Tel un détective à la recherche d'indices dans un décor factice fait de carton-pâte, on s'aperçoit en regardant de plus près qu'on s'est trompé et qu'on se trouve en réalité devant la Galerie Articule qui a été transformée pendant la période estivale en une copie quasi conforme de Peinture Miller, située tout juste à côté. Sur le mode du test de Rorschach ou comme dans un effet mirroir, les deux magasins se dédoublent dans une réflexion presque parfaite, la structure de l'édifice dont ils font partie étant symétrique. Par la mince ligne qui les sépare s'opère un décalage entre ce qui est de l'ordre du patrimoine et de sa préservation, de l'original et de la copie, du familier et de l'étrange, de la vérité et du leurre. Recouvertes de Duct Tape blanc, marques, inscriptions et couleurs disparaissent des gallons de peinture et des outils qui remplissent la vitrine de la galerie – par ailleurs vacante - pour ne laisser place qu'aux souvenirs qu’on peut en avoir. Confronté à cette « blancheur », le spectateur est convié à se prêter au jeu de reconstituer les éléments manquants en parcourant les deux vitrines dans un va-et-vient continuel.

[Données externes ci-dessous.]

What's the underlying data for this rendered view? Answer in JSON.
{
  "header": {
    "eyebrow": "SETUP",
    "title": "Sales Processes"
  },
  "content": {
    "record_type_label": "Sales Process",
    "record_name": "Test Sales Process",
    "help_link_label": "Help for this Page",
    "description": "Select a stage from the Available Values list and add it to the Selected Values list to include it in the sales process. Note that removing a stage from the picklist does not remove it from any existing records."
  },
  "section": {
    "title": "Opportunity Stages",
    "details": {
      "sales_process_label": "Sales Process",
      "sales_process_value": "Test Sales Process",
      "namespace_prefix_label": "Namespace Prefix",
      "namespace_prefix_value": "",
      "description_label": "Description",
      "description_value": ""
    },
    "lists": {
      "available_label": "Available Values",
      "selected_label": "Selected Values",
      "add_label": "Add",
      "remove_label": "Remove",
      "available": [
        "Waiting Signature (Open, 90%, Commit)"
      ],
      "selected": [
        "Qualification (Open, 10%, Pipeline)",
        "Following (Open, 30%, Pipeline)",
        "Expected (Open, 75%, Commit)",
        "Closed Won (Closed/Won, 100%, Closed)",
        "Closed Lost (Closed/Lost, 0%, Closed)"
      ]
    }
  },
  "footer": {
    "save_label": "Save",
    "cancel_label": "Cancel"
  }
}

Travaillant en duo pour l’occasion, François Lalumière et Emmanuel Galland questionnent avec Retourne-moi / Invert Me Out l'image identitaire d'Articule et de Peinture Miller. Le projet rappelle Twins que ce dernier a présenté à la Galerie B-321 en 1997, où il explorait la notion de jumeaux presque identiques par le biais de personnages génériques qui se ressemblaient plus ou moins. Pourt sa part, François Lalumière a publié en 2008 un catalogue dans le cadre de son exposition « CONTREBANDE / CONTRABAND », présentée à la galerie VAV de l'Université Concordia. On pouvait y voir l’une de ses œuvres, intitulée Tree Planting, un assemblage vertical fait de plusieurs pièces dont les formes font penser à des bûches faites à partir de journaux récupérés, roulés et recouverts de ce qui s’avère son matériau de prédilection, le ruban adhésif (Duct Tape). À travers les arts décoratifs, les motifs primitifs, les iconographies autochtones et l’abstraction géométrique, il s'interroge sur l'usage cyclique que nous faisons des objets du quotidien dans notre société.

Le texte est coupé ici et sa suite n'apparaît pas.